Ni l’une ni l’autre ne voulait quitter son abri, si maigre fût-il. Elles essayèrent de se recouvrir de terre et de feuilles mortes mais le vent les balayait.

Lorsqu’elles furent certaines de devoir mourir de froid, le vent cessa. Il ne diminua pas : il s’arrêta brusquement et les oreilles de Cirocco claquèrent douloureusement. Elle dut se contraindre à bâiller pour entendre à nouveau.

« Wao ! J’avais entendu parler de changements de pression, mais à ce point ! »

La forêt avait retrouvé son calme. Cirocco découvrit alors qu’en prêtant l’oreille elle pouvait entendre le fantôme évanescent de ce qui avait produit ce gémissement. Elle se mit à frissonner, et ce n’était pas de froid. Elle ne s’était jamais crue encline aux fantasmes et pourtant cette plainte avait semblé si humaine, quoique à une échelle gigantesque. À donner l’envie de se coucher pour mourir.

« Ne t’endors pas, Rocky. Voilà autre chose.

— Quoi donc ? » Elle rouvrit les yeux et vit une fine poudre blanche virevolter dans l’air. Elle étincelait dans la lumière pâle.

« M’est avis que c’est de la neige. »

Elles coururent aussi vite que possible pour éviter l’engourdissement de leurs pieds et Cirocco comprit qu’elles ne devaient leur vie qu’à l’absence de vent. Il faisait froid ; même le sol, pour une fois, était froid. Cirocco se sentait comme droguée. Cela ne pouvait pas être possible. Elle était commandant d’astronef ; comment avait-elle fait pour se retrouver en train de patauger toute nue en plein blizzard ?

Mais la neige ne dura pas. Lorsque la couche eut atteint quelques centimètres, le sol se mit à se réchauffer et la fit fondre rapidement. Bientôt l’air aussi s’attiédit. Lorsqu’elles se jugèrent en sécurité, les deux femmes se trouvèrent un coin sur le sol chaud et s’endormirent.

Lorsqu’elles s’éveillèrent, leur morceau de viande ne sentait pas particulièrement bon ; pas plus que la ceinture de Gaby. Elles jetèrent le tout et se lavèrent dans le torrent puis Gaby tua un autre exemplaire de ces créatures qu’elles appelaient maintenant des sourieurs. Ce fut aussi facile que la première fois.

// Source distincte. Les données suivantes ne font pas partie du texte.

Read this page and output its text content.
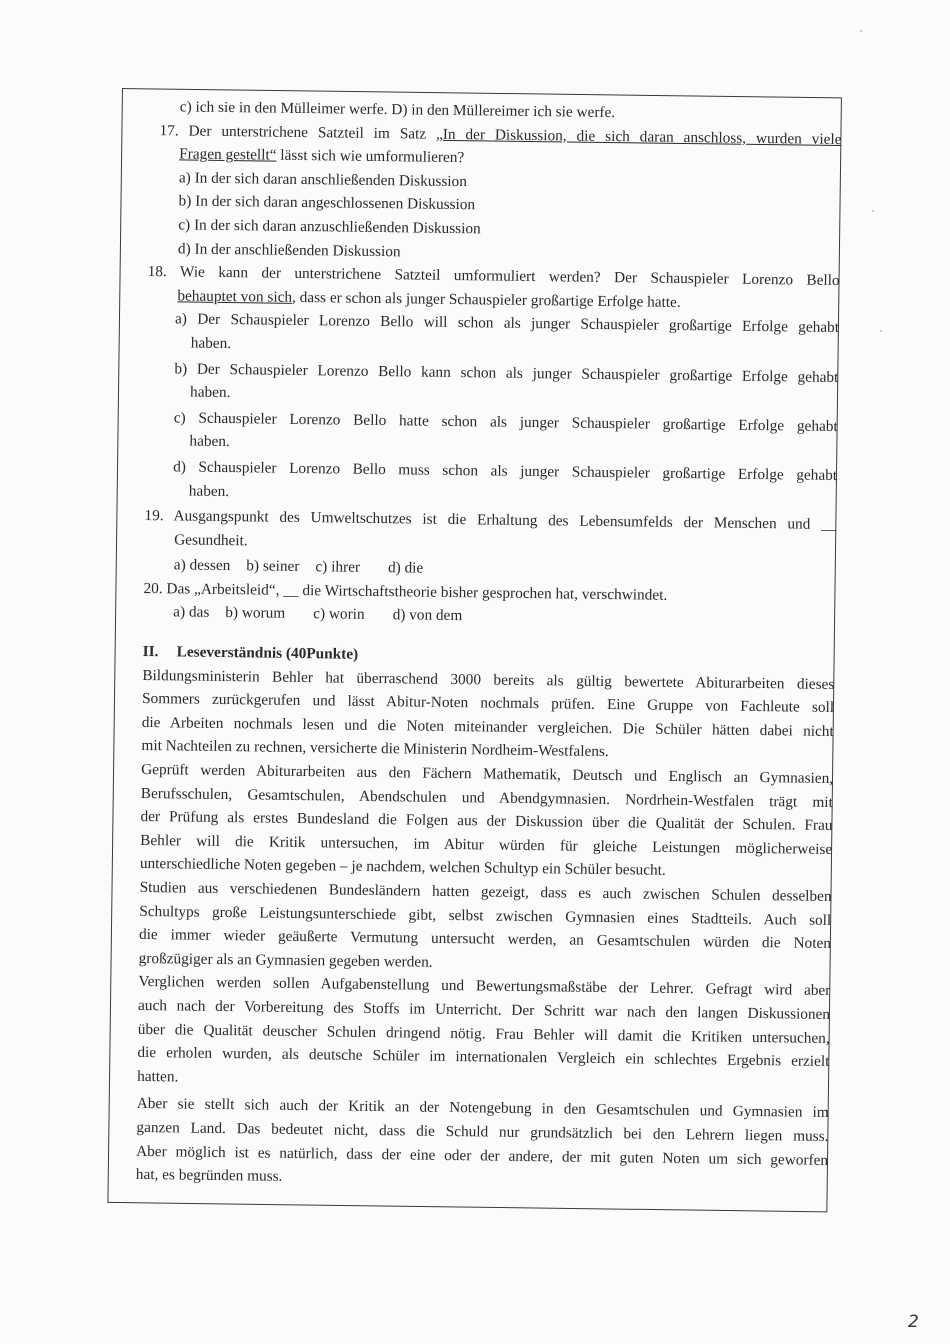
c) ich sie in den Mülleimer werfe. D) in den Müllereimer ich sie werfe.

17. Der unterstrichene Satzteil im Satz „In der Diskussion, die sich daran anschloss, wurden viele

Fragen gestellt“ lässt sich wie umformulieren?

a) In der sich daran anschließenden Diskussion

b) In der sich daran angeschlossenen Diskussion

c) In der sich daran anzuschließenden Diskussion

d) In der anschließenden Diskussion

18. Wie kann der unterstrichene Satzteil umformuliert werden? Der Schauspieler Lorenzo Bello

behauptet von sich, dass er schon als junger Schauspieler großartige Erfolge hatte.

a) Der Schauspieler Lorenzo Bello will schon als junger Schauspieler großartige Erfolge gehabt

haben.

b) Der Schauspieler Lorenzo Bello kann schon als junger Schauspieler großartige Erfolge gehabt

haben.

c) Schauspieler Lorenzo Bello hatte schon als junger Schauspieler großartige Erfolge gehabt

haben.

d) Schauspieler Lorenzo Bello muss schon als junger Schauspieler großartige Erfolge gehabt

haben.

19. Ausgangspunkt des Umweltschutzes ist die Erhaltung des Lebensumfelds der Menschen und __

Gesundheit.

a) dessen b) seiner c) ihrer d) die

20. Das „Arbeitsleid“, __ die Wirtschaftstheorie bisher gesprochen hat, verschwindet.

a) das b) worum c) worin d) von dem

II. Leseverständnis (40Punkte)

Bildungsministerin Behler hat überraschend 3000 bereits als gültig bewertete Abiturarbeiten dieses

Sommers zurückgerufen und lässt Abitur-Noten nochmals prüfen. Eine Gruppe von Fachleute soll

die Arbeiten nochmals lesen und die Noten miteinander vergleichen. Die Schüler hätten dabei nicht

mit Nachteilen zu rechnen, versicherte die Ministerin Nordheim-Westfalens.

Geprüft werden Abiturarbeiten aus den Fächern Mathematik, Deutsch und Englisch an Gymnasien,

Berufsschulen, Gesamtschulen, Abendschulen und Abendgymnasien. Nordrhein-Westfalen trägt mit

der Prüfung als erstes Bundesland die Folgen aus der Diskussion über die Qualität der Schulen. Frau

Behler will die Kritik untersuchen, im Abitur würden für gleiche Leistungen möglicherweise

unterschiedliche Noten gegeben – je nachdem, welchen Schultyp ein Schüler besucht.

Studien aus verschiedenen Bundesländern hatten gezeigt, dass es auch zwischen Schulen desselben

Schultyps große Leistungsunterschiede gibt, selbst zwischen Gymnasien eines Stadtteils. Auch soll

die immer wieder geäußerte Vermutung untersucht werden, an Gesamtschulen würden die Noten

großzügiger als an Gymnasien gegeben werden.

Verglichen werden sollen Aufgabenstellung und Bewertungsmaßstäbe der Lehrer. Gefragt wird aber

auch nach der Vorbereitung des Stoffs im Unterricht. Der Schritt war nach den langen Diskussionen

über die Qualität deuscher Schulen dringend nötig. Frau Behler will damit die Kritiken untersuchen,

die erholen wurden, als deutsche Schüler im internationalen Vergleich ein schlechtes Ergebnis erzielt

hatten.

Aber sie stellt sich auch der Kritik an der Notengebung in den Gesamtschulen und Gymnasien im

ganzen Land. Das bedeutet nicht, dass die Schuld nur grundsätzlich bei den Lehrern liegen muss.

Aber möglich ist es natürlich, dass der eine oder der andere, der mit guten Noten um sich geworfen

hat, es begründen muss.

2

Elles se sentirent ragaillardies après ce petit déjeuner qu’elles agrémentèrent de quelques fruits, choisis parmi les moins exotiques, qui croissaient à profusion. Cirocco apprécia celui qui ressemblait à une grosse poire mais avec une chair de melon : il avait un goût de cheddar fort.

Elle se sentait prête à marcher toute la journée mais les événements en décidèrent autrement : le torrent qui leur tenait lieu de guide depuis le début de leur périple disparut dans un large orifice au pied d’une colline.

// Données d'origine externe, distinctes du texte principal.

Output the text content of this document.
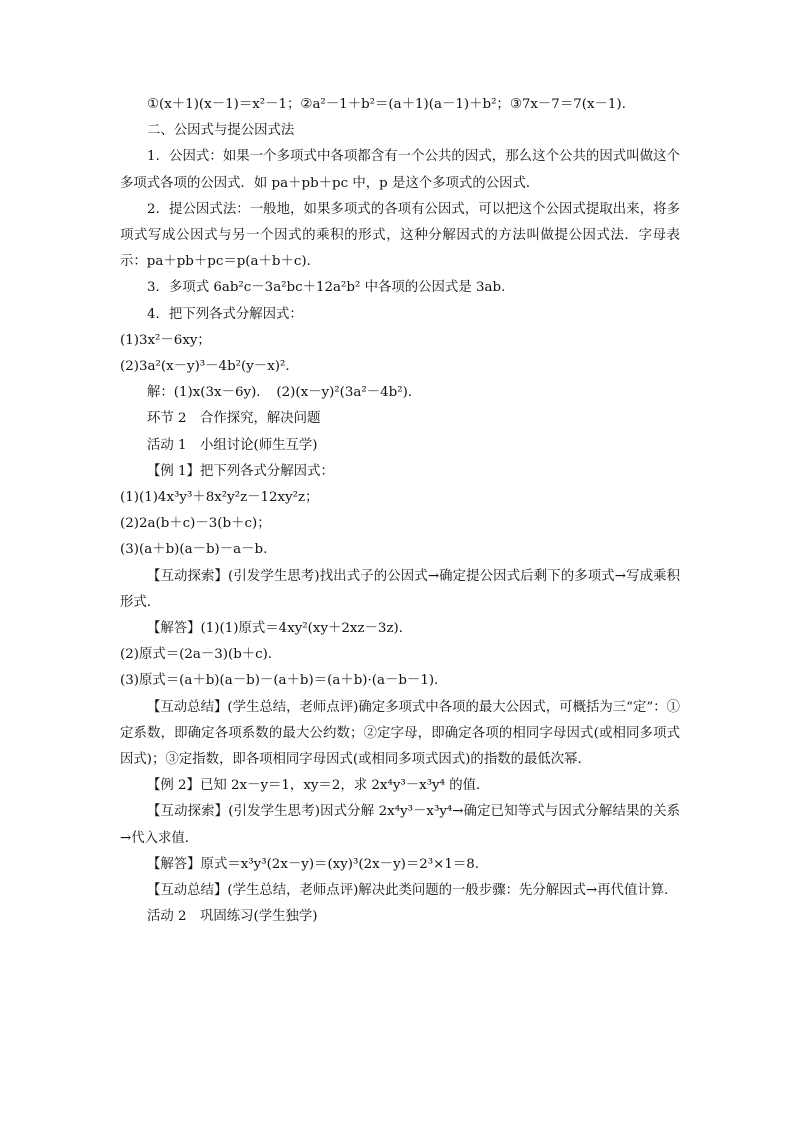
①(x＋1)(x－1)＝x²－1；②a²－1＋b²＝(a＋1)(a－1)＋b²；③7x－7＝7(x－1).
二、公因式与提公因式法
1．公因式：如果一个多项式中各项都含有一个公共的因式，那么这个公共的因式叫做这个多项式各项的公因式．如 pa＋pb＋pc 中，p 是这个多项式的公因式．
2．提公因式法：一般地，如果多项式的各项有公因式，可以把这个公因式提取出来，将多项式写成公因式与另一个因式的乘积的形式，这种分解因式的方法叫做提公因式法．字母表示：pa＋pb＋pc＝p(a＋b＋c)．
3．多项式 6ab²c－3a²bc＋12a²b² 中各项的公因式是 3ab.
4．把下列各式分解因式：
(1)3x²－6xy；
(2)3a²(x－y)³－4b²(y－x)².
解：(1)x(3x－6y)．　(2)(x－y)²(3a²－4b²)．
环节 2　合作探究，解决问题
活动 1　小组讨论(师生互学)
【例 1】把下列各式分解因式：
(1)(1)4x³y³＋8x²y²z－12xy²z；
(2)2a(b＋c)－3(b＋c)；
(3)(a＋b)(a－b)－a－b.
【互动探索】(引发学生思考)找出式子的公因式→确定提公因式后剩下的多项式→写成乘积形式．
【解答】(1)(1)原式＝4xy²(xy＋2xz－3z)．
(2)原式＝(2a－3)(b＋c)．
(3)原式＝(a＋b)(a－b)－(a＋b)＝(a＋b)·(a－b－1)．
【互动总结】(学生总结，老师点评)确定多项式中各项的最大公因式，可概括为三“定”：①定系数，即确定各项系数的最大公约数；②定字母，即确定各项的相同字母因式(或相同多项式因式)；③定指数，即各项相同字母因式(或相同多项式因式)的指数的最低次幂．
【例 2】已知 2x－y＝1，xy＝2，求 2x⁴y³－x³y⁴ 的值．
【互动探索】(引发学生思考)因式分解 2x⁴y³－x³y⁴→确定已知等式与因式分解结果的关系→代入求值．
【解答】原式＝x³y³(2x－y)＝(xy)³(2x－y)＝2³×1＝8.
【互动总结】(学生总结，老师点评)解决此类问题的一般步骤：先分解因式→再代值计算．
活动 2　巩固练习(学生独学)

Elles s’arrêtèrent au bord du trou pour regarder au fond. Il émettait un gargouillis pareil à la bonde d’une baignoire, mais ponctué épisodiquement par un bruit de succion suivi d’un rot sonore. Cirocco n’aimait pas beaucoup et s’écarta.

« Je suis peut-être dingue mais je me demande si ce n’est pas par là que s’abreuve la chose qui nous a dévorées.

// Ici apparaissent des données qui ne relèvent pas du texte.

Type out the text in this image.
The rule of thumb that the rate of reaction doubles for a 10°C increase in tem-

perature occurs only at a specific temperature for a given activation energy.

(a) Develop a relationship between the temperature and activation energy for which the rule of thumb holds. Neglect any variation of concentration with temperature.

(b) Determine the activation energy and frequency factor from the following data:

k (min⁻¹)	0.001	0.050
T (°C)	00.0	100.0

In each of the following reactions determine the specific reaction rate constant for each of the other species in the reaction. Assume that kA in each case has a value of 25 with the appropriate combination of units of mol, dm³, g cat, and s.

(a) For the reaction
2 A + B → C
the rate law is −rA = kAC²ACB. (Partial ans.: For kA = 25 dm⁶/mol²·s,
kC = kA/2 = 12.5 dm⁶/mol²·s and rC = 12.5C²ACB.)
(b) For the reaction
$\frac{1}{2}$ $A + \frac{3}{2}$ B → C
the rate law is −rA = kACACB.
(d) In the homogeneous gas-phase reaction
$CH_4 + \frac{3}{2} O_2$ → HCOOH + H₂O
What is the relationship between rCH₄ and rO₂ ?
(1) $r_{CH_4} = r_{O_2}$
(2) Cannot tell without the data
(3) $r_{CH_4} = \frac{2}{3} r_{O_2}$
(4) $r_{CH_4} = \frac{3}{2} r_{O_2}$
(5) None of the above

— Possible. Mais je ne plongerai pas pour vérifier. Alors, la suite du programme ?

— Je voudrais bien savoir.

— On pourrait retourner à notre point de départ et attendre là-bas. » Gaby ne semblait guère enthousiasmée par cette perspective.

« Bon Dieu ! J’étais persuadée qu’on trouverait un bon poste d’observation en continuant assez loin. Tu crois que tout l’intérieur de Thémis n’est qu’une vaste forêt tropicale ? »

Gaby haussa les épaules. « Je n’ai pas fait suffisamment d’observations, pour tout dire. »

Cirocco ressassa cette réponse un moment. Apparemment, Gaby voulait lui laisser la responsabilité des décisions.

« D’accord. Primo, nous montons au sommet de cette colline pour voir à quoi ressemble le coin. Une autre chose que j’aimerais essayer de faire s’il n’y a rien d’intéressant là-haut serait de grimper à l’un de ces arbres. Peut-être que nous pourrions monter à une hauteur suffisante pour voir quelque chose. Tu crois que c’est faisable ? »

Gaby étudia l’un des troncs. « Sûrement, avec cette gravité. Quoique rien ne prouve qu’on puisse sortir la tête, une fois en haut.

— Je sais. Va pour la colline. »

Elle était plus escarpée que la campagne qu’elles avaient parcourue. Elles durent par endroits jouer des pieds et des mains ; Gaby prenait alors la tête car elle avait plus d’expérience en alpinisme. Elle était agile, plus petite et plus souple que Cirocco et celle-ci eut tôt fait de sentir chaque mois de leur différence d’âge.